Banco Santander, SA e.a.

contre

Commission européenne

 Arrêt du Tribunal (huitième chambre) du 27 septembre 2023

« Aides d’État – Régime d’aides mis à exécution par l’Espagne – Déductions de l’impôt sur les sociétés permettant aux entreprises fiscalement domiciliées en Espagne d’amortir la survaleur résultant de prises de participations indirectes dans des entreprises étrangères par le biais d’une prise de participations directes dans des holdings étrangères – Décision déclarant le régime d’aides illégal et incompatible avec le marché intérieur et ordonnant la récupération des aides versées – Décision 2011/5/CE – Décision 2011/282/UE – Champ d’application – Retrait d’un acte – Sécurité juridique – Confiance légitime »

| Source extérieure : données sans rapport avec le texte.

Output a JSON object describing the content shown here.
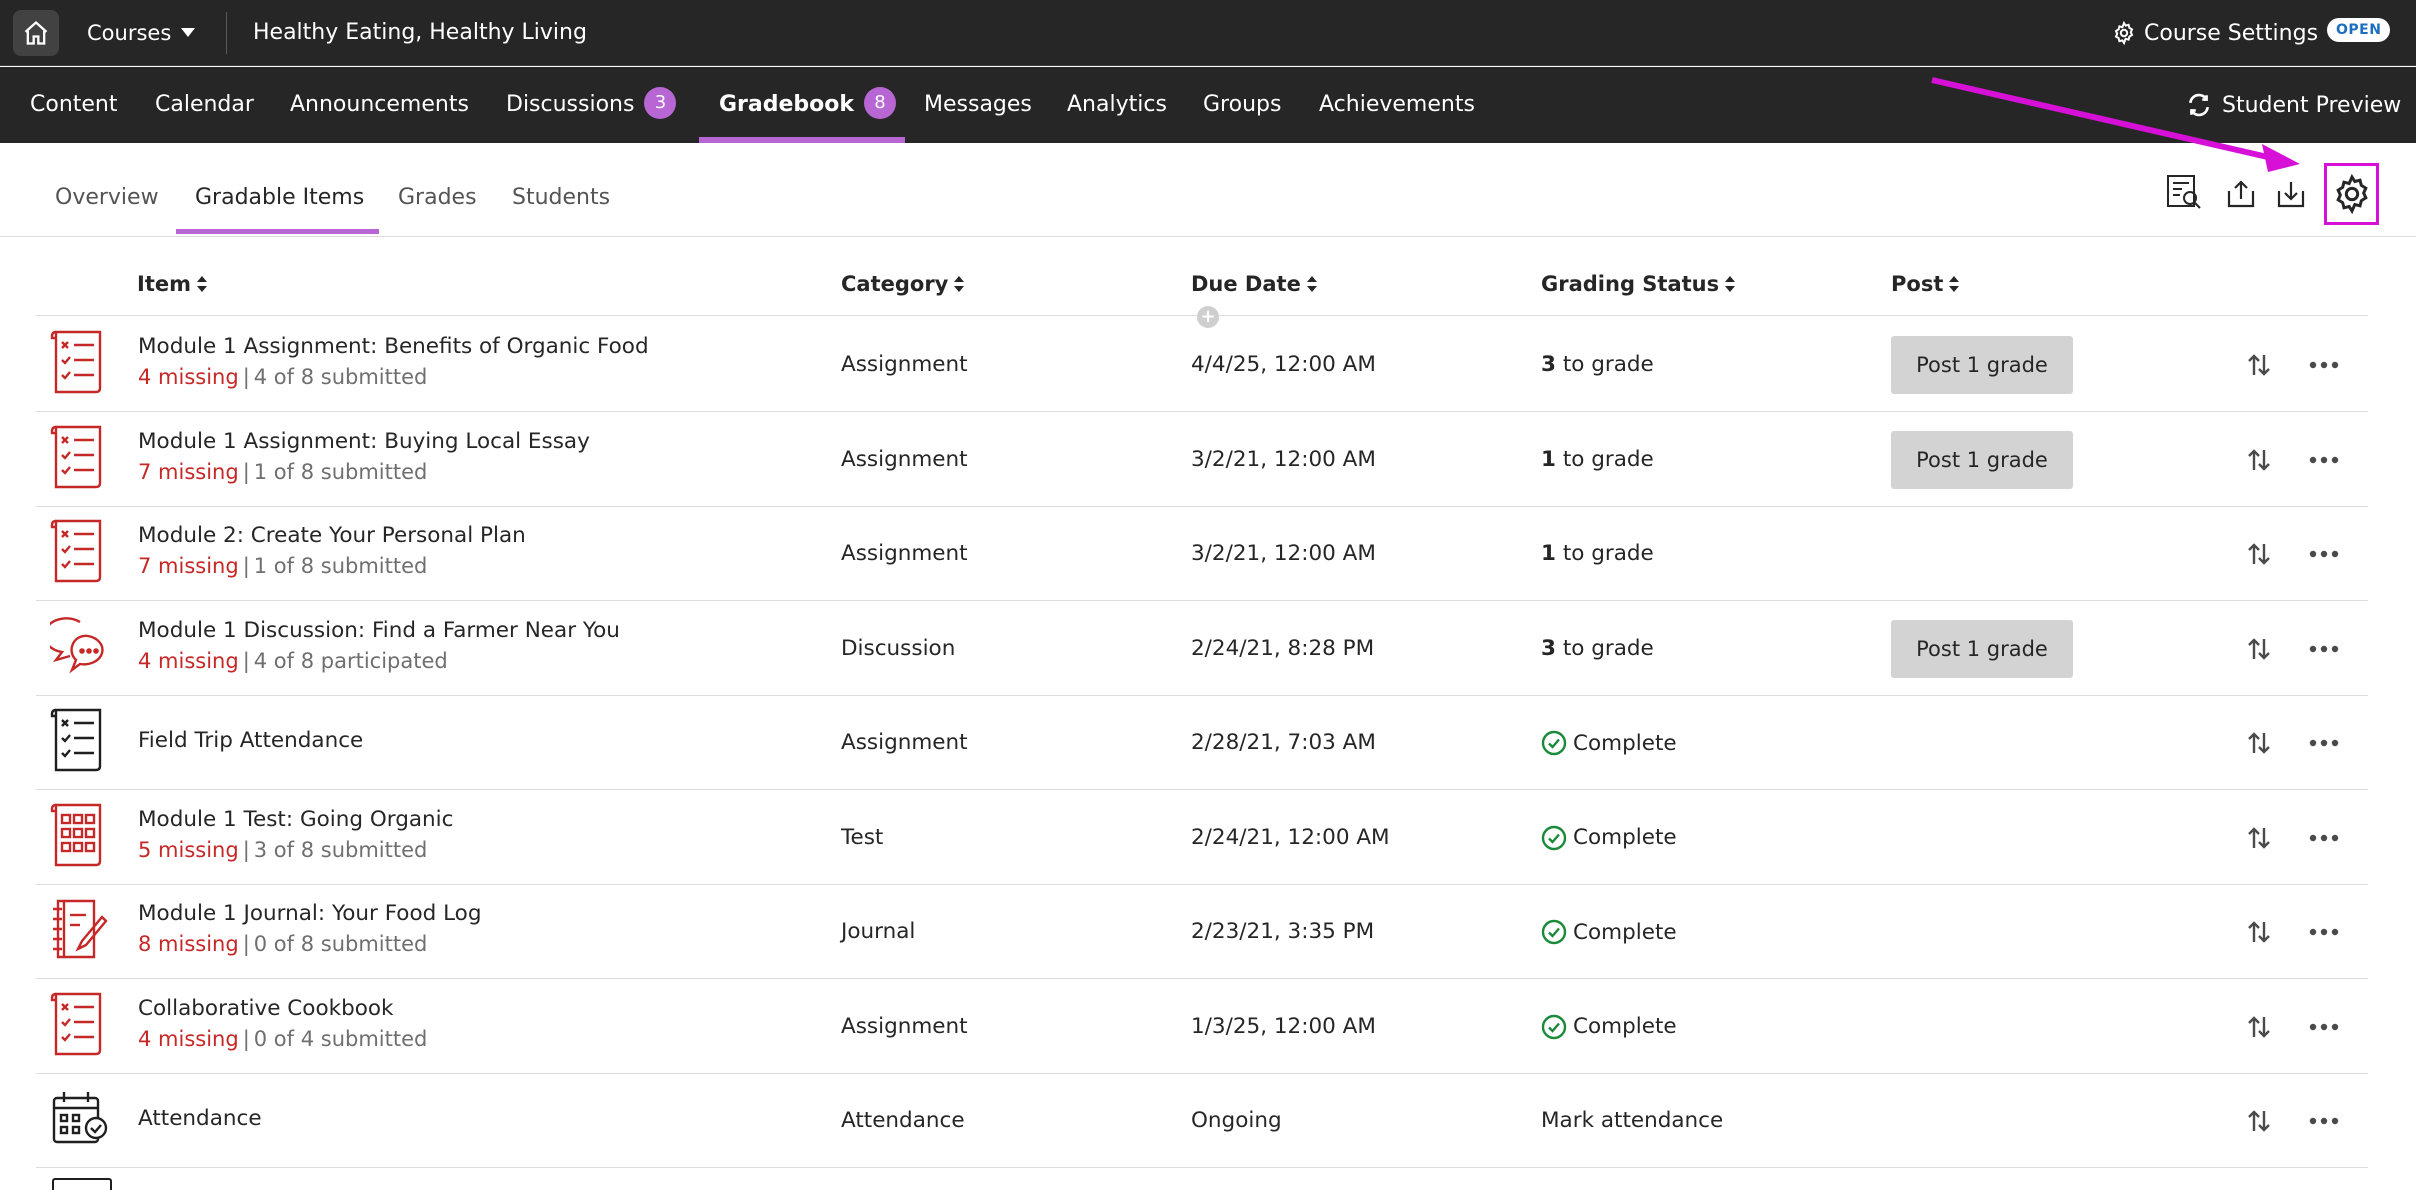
{
  "topbar": {
    "courses_label": "Courses",
    "course_title": "Healthy Eating, Healthy Living",
    "course_settings_label": "Course Settings",
    "open_badge": "OPEN"
  },
  "nav": {
    "items": [
      {
        "label": "Content"
      },
      {
        "label": "Calendar"
      },
      {
        "label": "Announcements"
      },
      {
        "label": "Discussions",
        "badge": "3"
      },
      {
        "label": "Gradebook",
        "badge": "8",
        "active": true
      },
      {
        "label": "Messages"
      },
      {
        "label": "Analytics"
      },
      {
        "label": "Groups"
      },
      {
        "label": "Achievements"
      }
    ],
    "student_preview": "Student Preview"
  },
  "subtabs": {
    "items": [
      {
        "label": "Overview"
      },
      {
        "label": "Gradable Items",
        "active": true
      },
      {
        "label": "Grades"
      },
      {
        "label": "Students"
      }
    ]
  },
  "table": {
    "headers": {
      "item": "Item",
      "category": "Category",
      "due_date": "Due Date",
      "grading_status": "Grading Status",
      "post": "Post"
    },
    "rows": [
      {
        "icon": "assignment-icon",
        "title": "Module 1 Assignment: Benefits of Organic Food",
        "missing": "4 missing",
        "submitted": "4 of 8 submitted",
        "category": "Assignment",
        "due": "4/4/25, 12:00 AM",
        "status_count": "3",
        "status_text": "to grade",
        "post": "Post 1 grade"
      },
      {
        "icon": "assignment-icon",
        "title": "Module 1 Assignment: Buying Local Essay",
        "missing": "7 missing",
        "submitted": "1 of 8 submitted",
        "category": "Assignment",
        "due": "3/2/21, 12:00 AM",
        "status_count": "1",
        "status_text": "to grade",
        "post": "Post 1 grade"
      },
      {
        "icon": "assignment-icon",
        "title": "Module 2: Create Your Personal Plan",
        "missing": "7 missing",
        "submitted": "1 of 8 submitted",
        "category": "Assignment",
        "due": "3/2/21, 12:00 AM",
        "status_count": "1",
        "status_text": "to grade",
        "post": ""
      },
      {
        "icon": "discussion-icon",
        "title": "Module 1 Discussion: Find a Farmer Near You",
        "missing": "4 missing",
        "submitted": "4 of 8 participated",
        "category": "Discussion",
        "due": "2/24/21, 8:28 PM",
        "status_count": "3",
        "status_text": "to grade",
        "post": "Post 1 grade"
      },
      {
        "icon": "assignment-icon",
        "title": "Field Trip Attendance",
        "missing": "",
        "submitted": "",
        "category": "Assignment",
        "due": "2/28/21, 7:03 AM",
        "status_complete": "Complete",
        "post": ""
      },
      {
        "icon": "test-icon",
        "title": "Module 1 Test: Going Organic",
        "missing": "5 missing",
        "submitted": "3 of 8 submitted",
        "category": "Test",
        "due": "2/24/21, 12:00 AM",
        "status_complete": "Complete",
        "post": ""
      },
      {
        "icon": "journal-icon",
        "title": "Module 1 Journal: Your Food Log",
        "missing": "8 missing",
        "submitted": "0 of 8 submitted",
        "category": "Journal",
        "due": "2/23/21, 3:35 PM",
        "status_complete": "Complete",
        "post": ""
      },
      {
        "icon": "assignment-icon",
        "title": "Collaborative Cookbook",
        "missing": "4 missing",
        "submitted": "0 of 4 submitted",
        "category": "Assignment",
        "due": "1/3/25, 12:00 AM",
        "status_complete": "Complete",
        "post": ""
      },
      {
        "icon": "attendance-icon",
        "title": "Attendance",
        "missing": "",
        "submitted": "",
        "category": "Attendance",
        "due": "Ongoing",
        "status_plain": "Mark attendance",
        "post": ""
      }
    ]
  },
  "colors": {
    "accent_purple": "#b866d4",
    "annotation_magenta": "#d610d6",
    "missing_red": "#c62828",
    "complete_green": "#1a8a3a",
    "topbar_bg": "#262626"
  }
}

1.      Aides accordées par les États – Décision de la Commission constatant l’incompatibilité d’une aide avec le marché intérieur et ordonnant sa récupération – Régime d’aides constitué d’amortissements fiscaux de la survaleur financière en cas de prises de participations dans des entreprises étrangères – Champ d’application de la décision de la Commission – Pratique administrative nationale limitant le régime d’amortissements fiscaux aux cas de prises de participations directes – Décision de la Commission couvrant les prises de participations tant directes qu’indirectes – Nouvelle pratique administrative adoptée par les autorités nationales – Absence de pertinence

(Art. 107, § 1, TFUE)

(voir points 47-73)

2.      Aides accordées par les États – Décision de la Commission constatant l’incompatibilité d’une aide avec le marché intérieur et ordonnant sa récupération – Régime d’aides constitué d’amortissements fiscaux de la survaleur financière en cas de prises de participations dans des entreprises étrangères – Décision de la Commission couvrant les prises de participations tant directes qu’indirectes – Décision constatant l’existence d’une confiance légitime dans le chef des bénéficiaires par rapport à certaines prises de participations tant directes qu’indirectes – Adoption d’une nouvelle décision portant sur les seules prises de participations indirectes – Nouvelle décision ne retenant pas l’existence d’une confiance légitime – Admissibilité en cas de transmission d’informations inexactes et déterminantes par les autorités nationales – Condition non remplie

(Art. 107, § 1, TFUE ; règlement du Conseil no 659/1999, art. 9 et 13, § 3)

(voir points 75-81)

3.      Aides accordées par les États – Décision de la Commission constatant l’incompatibilité d’une aide avec le marché intérieur et ordonnant sa récupération – Régime d’aides constitué d’amortissements fiscaux de la survaleur financière en cas de prises de participations dans des entreprises étrangères – Décision de la Commission couvrant les prises de participations tant directes qu’indirectes – Décision constatant l’existence d’une confiance légitime dans le chef des bénéficiaires par rapport à certaines prises de participations tant directes qu’indirectes – Adoption d’une nouvelle décision portant sur les seules prises de participations indirectes – Nouvelle décision ne retenant pas l’existence d’une confiance légitime – Violation du principe de sécurité juridique – Violation du principe de protection de la confiance légitime

(Art. 107, § 1, TFUE)

(voir points 82-88)

4.      Aides accordées par les États – Récupération d’une aide illégale – Aide octroyée en violation des règles de procédure de l’article 108 TFUE – Confiance légitime éventuelle dans le chef des bénéficiaires – Absence sauf circonstances exceptionnelles – Confiance légitime née de garanties spécifiques, inconditionnelles et concordantes offertes par la Commission – Pratique administrative nationale de mise en œuvre du régime d’aides contraire aux déclarations de la Commission – Connaissance des bénéficiaires de cette pratique – Absence d’incidence

(Art. 107, § 1, et 108, § 3, TFUE)

(voir points 94-118)

Résumé

En vue d’encourager l’investissement à l’étranger des entreprises espagnoles, l’article 12, paragraphe 5, de la loi espagnole relative à l’impôt sur les sociétés (ci-après le « TRLIS ») (1), prévoit, sous certaines conditions, un amortissement fiscal de la survaleur financière en cas de prise de participations d’au moins 5 % dans une entreprise étrangère. Aux fins de cette disposition, la survaleur financière est définie comme étant le montant de l’écart entre le prix de la prise de participations et sa valeur comptable à la date de l’acquisition qui n’a pas pu être imputé aux biens et droits de l’entité étrangère.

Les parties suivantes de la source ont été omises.